DarthHater commented 7 years ago

Same with @fjmilens3 , code seems to show that it would have all versions, not just one. If you can share a bit more of your PACKAGES.gz file that would be awesome @screig

fjmilens3 commented 7 years ago

@screig, @DarthHater, here's what's going on:

https://github.com/sonatype/nexus-repository-r/blob/master/src/main/java/org/sonatype/nexus/repository/r/internal/RHostedFacetImpl.java#L89

We're tracking whether we've seen that package before or not in this location (so we only get one entry), but we're not comparing or ordering to get the highest version.

fjmilens3 commented 7 years ago

This might be helpful, if accurate:

https://stat.ethz.ch/R-manual/R-devel/library/utils/html/compareVersion.html

http://r-pkgs.had.co.nz/release.html#release-version

Is that the behavior you'd expect in terms of a version comparison, @screig?

/cc @DarthHater

screig commented 7 years ago

Hi

Complete file That was the complete package file, it should only have two entries.
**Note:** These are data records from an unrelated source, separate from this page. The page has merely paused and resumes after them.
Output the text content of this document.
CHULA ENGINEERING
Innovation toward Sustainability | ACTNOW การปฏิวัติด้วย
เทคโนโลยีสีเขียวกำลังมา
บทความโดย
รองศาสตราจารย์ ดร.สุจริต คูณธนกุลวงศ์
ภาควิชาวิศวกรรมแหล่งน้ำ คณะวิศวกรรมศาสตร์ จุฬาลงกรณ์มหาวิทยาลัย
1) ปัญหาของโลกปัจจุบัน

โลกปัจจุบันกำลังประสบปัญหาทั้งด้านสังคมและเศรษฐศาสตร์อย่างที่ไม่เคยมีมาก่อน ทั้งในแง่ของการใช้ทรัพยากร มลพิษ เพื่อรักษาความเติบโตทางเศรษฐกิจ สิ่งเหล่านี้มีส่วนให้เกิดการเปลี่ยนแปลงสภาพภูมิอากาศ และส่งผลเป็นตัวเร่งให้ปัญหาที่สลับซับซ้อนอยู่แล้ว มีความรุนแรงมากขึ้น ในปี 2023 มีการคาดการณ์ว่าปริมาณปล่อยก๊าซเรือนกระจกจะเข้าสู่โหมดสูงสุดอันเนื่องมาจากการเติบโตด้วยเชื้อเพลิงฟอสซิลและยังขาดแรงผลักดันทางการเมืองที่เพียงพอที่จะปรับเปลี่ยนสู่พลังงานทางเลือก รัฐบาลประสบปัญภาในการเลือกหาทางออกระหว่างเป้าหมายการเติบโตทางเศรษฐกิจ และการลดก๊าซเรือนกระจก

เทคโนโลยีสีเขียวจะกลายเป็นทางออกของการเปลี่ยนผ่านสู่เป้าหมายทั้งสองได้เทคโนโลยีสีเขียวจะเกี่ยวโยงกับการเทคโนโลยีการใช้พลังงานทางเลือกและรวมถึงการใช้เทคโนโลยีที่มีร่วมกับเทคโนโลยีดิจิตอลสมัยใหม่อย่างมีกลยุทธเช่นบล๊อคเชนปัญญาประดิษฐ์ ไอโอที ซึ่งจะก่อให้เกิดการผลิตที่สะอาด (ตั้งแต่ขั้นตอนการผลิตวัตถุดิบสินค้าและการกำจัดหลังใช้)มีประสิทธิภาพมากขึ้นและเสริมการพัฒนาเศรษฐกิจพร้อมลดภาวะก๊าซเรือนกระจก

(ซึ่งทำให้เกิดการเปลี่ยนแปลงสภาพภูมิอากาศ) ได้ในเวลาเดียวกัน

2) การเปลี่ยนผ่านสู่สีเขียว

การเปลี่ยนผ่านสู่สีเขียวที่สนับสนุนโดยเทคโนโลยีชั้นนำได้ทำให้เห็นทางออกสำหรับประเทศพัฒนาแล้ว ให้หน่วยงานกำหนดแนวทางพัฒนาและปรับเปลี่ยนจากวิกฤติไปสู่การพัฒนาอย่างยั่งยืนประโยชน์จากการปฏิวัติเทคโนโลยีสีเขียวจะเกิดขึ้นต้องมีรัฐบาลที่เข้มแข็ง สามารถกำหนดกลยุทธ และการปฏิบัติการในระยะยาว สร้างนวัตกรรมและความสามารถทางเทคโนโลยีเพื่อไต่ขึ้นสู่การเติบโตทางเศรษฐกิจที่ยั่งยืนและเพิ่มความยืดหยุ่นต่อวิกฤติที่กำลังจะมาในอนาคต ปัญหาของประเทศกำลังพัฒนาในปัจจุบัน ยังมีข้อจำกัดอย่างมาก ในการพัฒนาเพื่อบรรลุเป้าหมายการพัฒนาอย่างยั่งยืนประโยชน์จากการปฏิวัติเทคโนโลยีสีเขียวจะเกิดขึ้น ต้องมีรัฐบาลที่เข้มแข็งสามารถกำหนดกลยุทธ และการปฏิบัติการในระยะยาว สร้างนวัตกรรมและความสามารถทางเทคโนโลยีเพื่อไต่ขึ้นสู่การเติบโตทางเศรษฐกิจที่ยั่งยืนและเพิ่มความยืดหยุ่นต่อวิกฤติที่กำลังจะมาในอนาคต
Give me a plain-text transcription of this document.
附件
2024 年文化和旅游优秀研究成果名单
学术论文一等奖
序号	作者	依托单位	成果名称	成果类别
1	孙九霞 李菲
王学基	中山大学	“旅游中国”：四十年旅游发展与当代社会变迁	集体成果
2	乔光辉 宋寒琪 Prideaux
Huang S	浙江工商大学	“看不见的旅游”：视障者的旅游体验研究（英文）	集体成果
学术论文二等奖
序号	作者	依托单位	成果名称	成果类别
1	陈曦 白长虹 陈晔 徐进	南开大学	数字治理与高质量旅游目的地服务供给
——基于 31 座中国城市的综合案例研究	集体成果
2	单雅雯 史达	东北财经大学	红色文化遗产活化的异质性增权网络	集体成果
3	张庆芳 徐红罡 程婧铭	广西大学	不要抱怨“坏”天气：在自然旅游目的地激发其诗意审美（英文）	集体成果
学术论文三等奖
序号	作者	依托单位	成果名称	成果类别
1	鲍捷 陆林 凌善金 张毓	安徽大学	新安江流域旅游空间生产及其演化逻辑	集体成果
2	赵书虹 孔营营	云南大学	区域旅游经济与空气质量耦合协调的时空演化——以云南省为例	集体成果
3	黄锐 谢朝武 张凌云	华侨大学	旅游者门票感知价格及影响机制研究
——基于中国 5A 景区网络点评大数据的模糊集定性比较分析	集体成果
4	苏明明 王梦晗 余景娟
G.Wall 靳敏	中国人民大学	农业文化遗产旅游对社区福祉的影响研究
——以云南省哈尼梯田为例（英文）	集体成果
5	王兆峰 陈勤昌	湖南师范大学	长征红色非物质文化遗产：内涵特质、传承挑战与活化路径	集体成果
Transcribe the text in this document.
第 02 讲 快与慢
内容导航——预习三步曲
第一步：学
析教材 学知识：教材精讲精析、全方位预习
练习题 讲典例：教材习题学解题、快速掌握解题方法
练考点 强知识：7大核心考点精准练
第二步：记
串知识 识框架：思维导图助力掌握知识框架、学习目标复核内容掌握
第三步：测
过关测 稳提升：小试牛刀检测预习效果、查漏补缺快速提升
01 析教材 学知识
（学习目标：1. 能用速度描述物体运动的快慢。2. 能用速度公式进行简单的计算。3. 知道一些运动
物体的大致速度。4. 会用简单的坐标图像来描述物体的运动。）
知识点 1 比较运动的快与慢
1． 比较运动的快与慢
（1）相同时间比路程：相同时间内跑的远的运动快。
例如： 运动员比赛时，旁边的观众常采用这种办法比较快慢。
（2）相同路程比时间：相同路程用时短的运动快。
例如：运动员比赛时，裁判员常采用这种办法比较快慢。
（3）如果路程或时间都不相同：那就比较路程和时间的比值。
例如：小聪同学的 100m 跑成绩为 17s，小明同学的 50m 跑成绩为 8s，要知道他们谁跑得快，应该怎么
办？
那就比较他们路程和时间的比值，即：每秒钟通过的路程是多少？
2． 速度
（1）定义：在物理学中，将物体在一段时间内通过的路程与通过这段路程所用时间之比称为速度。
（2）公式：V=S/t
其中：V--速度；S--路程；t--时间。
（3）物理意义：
Expected behaviour I also implemented a repo the old fashioned way with a web server and a shared folder. In this one after I uploaded the file I ran the write_PACKAGES function from the tools library. Here is the R code to do that.

file.copy(from=zip_file, to=repo_path, overwrite = TRUE, recursive = FALSE, copy.mode = TRUE)
tools::write_PACKAGES(dir = repo_path, type = c("win.binary"))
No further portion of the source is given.